I found the graph showing the carbon emissions for different types of food eye-opening. I’d heard before that beef was better for the environment than chicken, but I’d also heard that chicken was better than beef in terms of animal welfare because you don’t have to kill as many animals to get the same amount of meat. And I figured the two arguments just kind of cancelled out, so I didn’t need to change my behaviour. (Of course, I knew that not eating meat would be the best on both fronts, but that would’ve fallen on the “too demanding” bucket.)
But seeing just how big the discrepancy between beef and chicken was has made me rethink my stance. I was already trying to eat less beef (for selfish reasons) and this gave me further motivation to do so.
Do you have a friend who cares about the environment but is going about it ineffectively?
Consider sharing this post with them! (In a gentle, helpful way)
If you liked this post, you should also check out:
2 thoughts on “Solutions in “Not the End of the World””
This has a really interesting discussion of chicken vs beef.
https://www.astralcodexten.com/p/moral-costs-of-chicken-vs-beef
But seems like there’s a difference in environmental impact in the sources. Your chart shows 10x for beef whereas Scott Alexander is citing 5x
I think the difference between the OWID of almost 10x figure and Scott Alexander’s 5x figure is because the OWID chart is emissions for a given amount of protein while Alexander’s figure is emissions for a given number of calories. Chicken has a higher protein to calorie ratio compared to beef (which is one of my selfish reasons for trying to eat less beef).
While I do give weight to the animal suffering issue, that can be mitigated by consuming chickens raised in more humane conditions (that would increase the climate impact, but I doubt it would be by a 10x factor).
I’m pretty sceptical of the figure Alexander uses of about $6 to save one chicken life because it’s derived by looking at how cost-effective it was to influence people into eating less chicken/pork by showing them disturbing videos (in fact, I’m surprised that showing disturbing videos is as cost-effective as that!).

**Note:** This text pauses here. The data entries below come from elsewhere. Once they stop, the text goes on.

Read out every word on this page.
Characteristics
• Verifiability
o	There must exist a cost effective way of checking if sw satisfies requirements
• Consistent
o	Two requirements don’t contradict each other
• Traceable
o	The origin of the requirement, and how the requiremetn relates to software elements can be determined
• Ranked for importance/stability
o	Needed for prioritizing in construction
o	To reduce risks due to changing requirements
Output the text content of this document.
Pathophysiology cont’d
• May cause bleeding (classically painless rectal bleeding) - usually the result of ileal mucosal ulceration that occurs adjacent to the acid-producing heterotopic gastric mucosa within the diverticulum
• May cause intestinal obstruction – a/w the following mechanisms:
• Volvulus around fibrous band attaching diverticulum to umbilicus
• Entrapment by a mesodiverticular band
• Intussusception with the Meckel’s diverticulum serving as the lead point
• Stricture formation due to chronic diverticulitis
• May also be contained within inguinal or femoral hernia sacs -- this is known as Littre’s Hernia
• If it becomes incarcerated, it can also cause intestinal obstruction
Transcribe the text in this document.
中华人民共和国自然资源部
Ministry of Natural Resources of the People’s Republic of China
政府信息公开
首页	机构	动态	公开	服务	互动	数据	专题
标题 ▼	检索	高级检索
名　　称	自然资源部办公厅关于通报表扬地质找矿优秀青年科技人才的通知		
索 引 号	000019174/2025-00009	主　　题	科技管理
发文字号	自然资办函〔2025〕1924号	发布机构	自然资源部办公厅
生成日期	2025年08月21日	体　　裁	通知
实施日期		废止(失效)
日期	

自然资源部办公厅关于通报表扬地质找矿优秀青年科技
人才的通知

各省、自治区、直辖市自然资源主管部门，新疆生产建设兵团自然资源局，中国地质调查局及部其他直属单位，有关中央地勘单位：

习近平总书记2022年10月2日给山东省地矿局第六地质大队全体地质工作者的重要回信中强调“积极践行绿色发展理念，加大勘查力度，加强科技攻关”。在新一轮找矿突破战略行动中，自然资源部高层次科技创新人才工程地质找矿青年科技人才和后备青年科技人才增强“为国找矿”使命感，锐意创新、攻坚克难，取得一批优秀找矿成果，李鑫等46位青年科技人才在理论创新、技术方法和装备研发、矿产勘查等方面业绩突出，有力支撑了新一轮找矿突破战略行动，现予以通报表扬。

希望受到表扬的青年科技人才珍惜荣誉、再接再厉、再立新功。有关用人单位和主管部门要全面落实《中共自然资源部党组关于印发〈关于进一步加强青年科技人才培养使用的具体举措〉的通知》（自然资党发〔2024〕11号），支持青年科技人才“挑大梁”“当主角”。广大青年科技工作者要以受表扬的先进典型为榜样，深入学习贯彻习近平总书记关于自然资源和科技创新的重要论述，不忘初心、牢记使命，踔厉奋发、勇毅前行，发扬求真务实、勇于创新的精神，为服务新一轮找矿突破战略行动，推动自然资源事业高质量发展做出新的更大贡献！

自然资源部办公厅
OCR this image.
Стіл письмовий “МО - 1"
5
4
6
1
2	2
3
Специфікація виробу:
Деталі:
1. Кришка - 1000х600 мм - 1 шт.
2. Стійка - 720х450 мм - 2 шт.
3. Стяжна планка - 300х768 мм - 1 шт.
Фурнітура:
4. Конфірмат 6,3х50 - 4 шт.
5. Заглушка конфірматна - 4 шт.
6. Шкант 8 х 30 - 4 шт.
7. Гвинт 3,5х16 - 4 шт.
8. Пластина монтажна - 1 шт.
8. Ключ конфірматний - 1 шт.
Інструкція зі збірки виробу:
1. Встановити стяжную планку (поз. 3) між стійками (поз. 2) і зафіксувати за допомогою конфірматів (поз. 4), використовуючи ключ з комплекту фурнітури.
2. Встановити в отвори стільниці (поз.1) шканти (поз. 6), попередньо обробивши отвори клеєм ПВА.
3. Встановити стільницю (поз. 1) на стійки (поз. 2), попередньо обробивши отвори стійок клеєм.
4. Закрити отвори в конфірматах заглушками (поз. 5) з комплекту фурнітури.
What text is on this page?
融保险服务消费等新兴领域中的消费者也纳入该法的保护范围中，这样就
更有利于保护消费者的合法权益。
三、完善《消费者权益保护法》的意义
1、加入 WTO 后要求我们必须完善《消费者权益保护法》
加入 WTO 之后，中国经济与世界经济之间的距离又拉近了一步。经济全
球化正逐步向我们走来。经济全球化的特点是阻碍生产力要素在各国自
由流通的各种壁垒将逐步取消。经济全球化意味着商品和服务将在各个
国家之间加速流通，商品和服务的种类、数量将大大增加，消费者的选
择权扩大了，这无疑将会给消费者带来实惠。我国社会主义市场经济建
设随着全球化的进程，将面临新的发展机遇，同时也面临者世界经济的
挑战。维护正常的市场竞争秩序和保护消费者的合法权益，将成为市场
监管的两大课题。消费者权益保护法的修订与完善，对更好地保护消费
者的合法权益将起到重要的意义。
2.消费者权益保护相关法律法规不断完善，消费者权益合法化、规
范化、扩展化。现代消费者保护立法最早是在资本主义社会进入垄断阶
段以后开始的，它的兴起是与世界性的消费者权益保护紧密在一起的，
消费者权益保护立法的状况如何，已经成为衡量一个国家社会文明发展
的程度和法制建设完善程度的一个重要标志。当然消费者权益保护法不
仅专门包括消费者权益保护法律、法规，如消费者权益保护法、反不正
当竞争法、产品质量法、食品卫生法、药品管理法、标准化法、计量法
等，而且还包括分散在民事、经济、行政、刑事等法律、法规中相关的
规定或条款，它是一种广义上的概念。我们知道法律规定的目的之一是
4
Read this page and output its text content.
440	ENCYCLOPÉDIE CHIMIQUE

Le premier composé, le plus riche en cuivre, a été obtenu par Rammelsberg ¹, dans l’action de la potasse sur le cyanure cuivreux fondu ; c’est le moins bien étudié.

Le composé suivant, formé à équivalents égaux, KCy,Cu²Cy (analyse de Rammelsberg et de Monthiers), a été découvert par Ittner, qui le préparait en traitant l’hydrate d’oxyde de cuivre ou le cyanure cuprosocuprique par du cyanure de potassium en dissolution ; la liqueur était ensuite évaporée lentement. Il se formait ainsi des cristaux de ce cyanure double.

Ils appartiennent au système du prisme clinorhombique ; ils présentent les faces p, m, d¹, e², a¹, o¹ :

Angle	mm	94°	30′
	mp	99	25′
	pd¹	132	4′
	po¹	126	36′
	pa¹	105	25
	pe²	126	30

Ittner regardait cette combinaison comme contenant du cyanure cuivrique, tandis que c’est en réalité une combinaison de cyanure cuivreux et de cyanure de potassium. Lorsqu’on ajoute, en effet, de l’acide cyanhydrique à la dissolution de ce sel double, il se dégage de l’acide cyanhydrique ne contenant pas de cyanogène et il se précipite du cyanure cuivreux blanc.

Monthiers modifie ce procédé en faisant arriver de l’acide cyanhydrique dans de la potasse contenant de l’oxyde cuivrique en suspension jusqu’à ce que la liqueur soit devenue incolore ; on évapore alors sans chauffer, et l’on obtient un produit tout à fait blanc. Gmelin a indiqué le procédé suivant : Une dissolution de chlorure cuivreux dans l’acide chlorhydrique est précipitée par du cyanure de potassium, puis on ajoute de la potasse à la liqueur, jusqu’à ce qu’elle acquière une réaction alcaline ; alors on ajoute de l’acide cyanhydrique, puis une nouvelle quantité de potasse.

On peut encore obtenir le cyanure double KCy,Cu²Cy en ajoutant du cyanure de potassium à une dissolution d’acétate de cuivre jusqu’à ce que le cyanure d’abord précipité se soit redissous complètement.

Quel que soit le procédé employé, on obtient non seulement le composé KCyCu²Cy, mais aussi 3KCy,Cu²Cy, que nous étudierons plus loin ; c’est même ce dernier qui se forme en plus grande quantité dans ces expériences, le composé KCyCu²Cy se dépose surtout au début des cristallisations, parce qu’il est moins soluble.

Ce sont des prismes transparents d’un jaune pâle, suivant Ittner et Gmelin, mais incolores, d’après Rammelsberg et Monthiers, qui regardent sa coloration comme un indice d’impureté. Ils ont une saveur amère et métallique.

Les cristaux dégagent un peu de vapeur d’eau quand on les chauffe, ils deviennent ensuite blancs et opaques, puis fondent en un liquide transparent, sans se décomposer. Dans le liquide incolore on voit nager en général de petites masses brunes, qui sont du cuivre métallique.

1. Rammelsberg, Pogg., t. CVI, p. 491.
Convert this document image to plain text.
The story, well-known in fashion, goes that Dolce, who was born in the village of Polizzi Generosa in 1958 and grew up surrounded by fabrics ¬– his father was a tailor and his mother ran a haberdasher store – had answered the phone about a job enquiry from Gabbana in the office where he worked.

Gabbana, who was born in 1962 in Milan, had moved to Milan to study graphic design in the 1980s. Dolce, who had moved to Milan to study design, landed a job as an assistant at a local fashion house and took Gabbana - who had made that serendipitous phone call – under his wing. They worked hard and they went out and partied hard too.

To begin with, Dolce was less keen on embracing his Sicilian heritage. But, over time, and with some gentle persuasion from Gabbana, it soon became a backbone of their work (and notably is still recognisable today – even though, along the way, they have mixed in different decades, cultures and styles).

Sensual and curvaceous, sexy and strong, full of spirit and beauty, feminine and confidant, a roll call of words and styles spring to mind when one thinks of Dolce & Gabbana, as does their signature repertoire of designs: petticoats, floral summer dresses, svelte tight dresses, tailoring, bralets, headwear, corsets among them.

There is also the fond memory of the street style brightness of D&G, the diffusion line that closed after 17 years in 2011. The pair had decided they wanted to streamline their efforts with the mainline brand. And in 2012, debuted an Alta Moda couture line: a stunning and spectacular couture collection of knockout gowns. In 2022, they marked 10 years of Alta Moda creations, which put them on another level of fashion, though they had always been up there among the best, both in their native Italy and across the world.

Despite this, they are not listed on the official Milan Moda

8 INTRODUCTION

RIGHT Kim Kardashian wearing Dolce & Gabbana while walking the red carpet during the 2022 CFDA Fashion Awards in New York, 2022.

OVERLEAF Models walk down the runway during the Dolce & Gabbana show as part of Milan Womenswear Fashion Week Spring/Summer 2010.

But anyway, I care more about mitigating suffering than about saving a chicken’s life. Since the vast majority of chicken lives would not have existed if we did not eat chicken, I feel like as long as their life is not overall negative, then it’s not really that bad. Of course, most chickens are currently raised in conditions such that their lives are overall negative and, unfortunately, it’s not always easy to find ethically-raised ones.